I'm not an expert at anything. I have nothing to offer to God, except my little life. I think I feel how Manasseh must have felt in prison, or how the prodigal son felt on the way home.
Is all this the extent to which God has to go to get me to just surrender to him? Is my neck and are my knees that stiff?
I love Moses. The people had just broken their covenant with God, worshipping a golden cow, and Moses had no defense for their actions. They were sinful, they were rebellious, they were stiff-necked. BUT THEY WERE STILL GOD'S PEOPLE. And so he wrestles with God for their future. He won't let them go down, at least not without fighting on their behalf. And God chooses to forgive. And He revokes His threat to not go with them into their inheritance. He remembers his promises to Abraham, Isaac, and Jacob and he honors the arrangement, at great personal cost to himself.
I draw hope from this story (Exodus 32-34, if you want to read it yourself) as I look within my own heart. I am stiff-necked, but I am God's son. He has made promises to me, and to Jesus about me. He will not abandon me now, or ever. But I must stay HERE - broken, empty, thirsty - and cry out to Him to fill me, to satisfy me, to lead and guide me. Be persistent, like Moses was - until God shows me His glory.
What if that will actually happen? What if God will actually show up? I want to find out.
2 comments:
You will have a front seat to see what God will do if you trust Him! I am wrestling with this concept right now. My head knows I should and can trust God, but do I really believe that I can? Sometimes I try to take life in my own hands, basically saying to God "I don't trust that you will answer THIS, or that you will ever anything about THIS" - and that's not trust at all. Bridging the gap between what I know and what I believe - to not just intellectually know and trust God, but to experientially know and trust God. I want more of the latter.

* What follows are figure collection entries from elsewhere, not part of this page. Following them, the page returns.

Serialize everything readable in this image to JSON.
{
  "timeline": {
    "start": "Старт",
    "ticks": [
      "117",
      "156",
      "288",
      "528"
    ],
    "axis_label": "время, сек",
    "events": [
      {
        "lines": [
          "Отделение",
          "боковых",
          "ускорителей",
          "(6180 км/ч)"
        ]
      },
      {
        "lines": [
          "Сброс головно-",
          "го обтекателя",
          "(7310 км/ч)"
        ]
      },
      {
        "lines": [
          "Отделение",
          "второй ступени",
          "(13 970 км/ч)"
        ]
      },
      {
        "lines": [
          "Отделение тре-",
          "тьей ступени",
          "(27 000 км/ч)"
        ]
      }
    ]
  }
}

It is that sense of desperation... that unmet longing which awakens me to my deepest and truest desire - GOD HIMSELF. I am so prone to settle for substitutes that I become dead to my deepest longings. I can be bought off by a simple slice of pizza when what I truly want is the experience of His presence satisfying my hungry soul. I fill my stomach, but leave my heart empty. I WANT GOD! And when I realize that He is all I truly need, then and only then will I be free of the power of life's tintillating but unsatisfying distractions.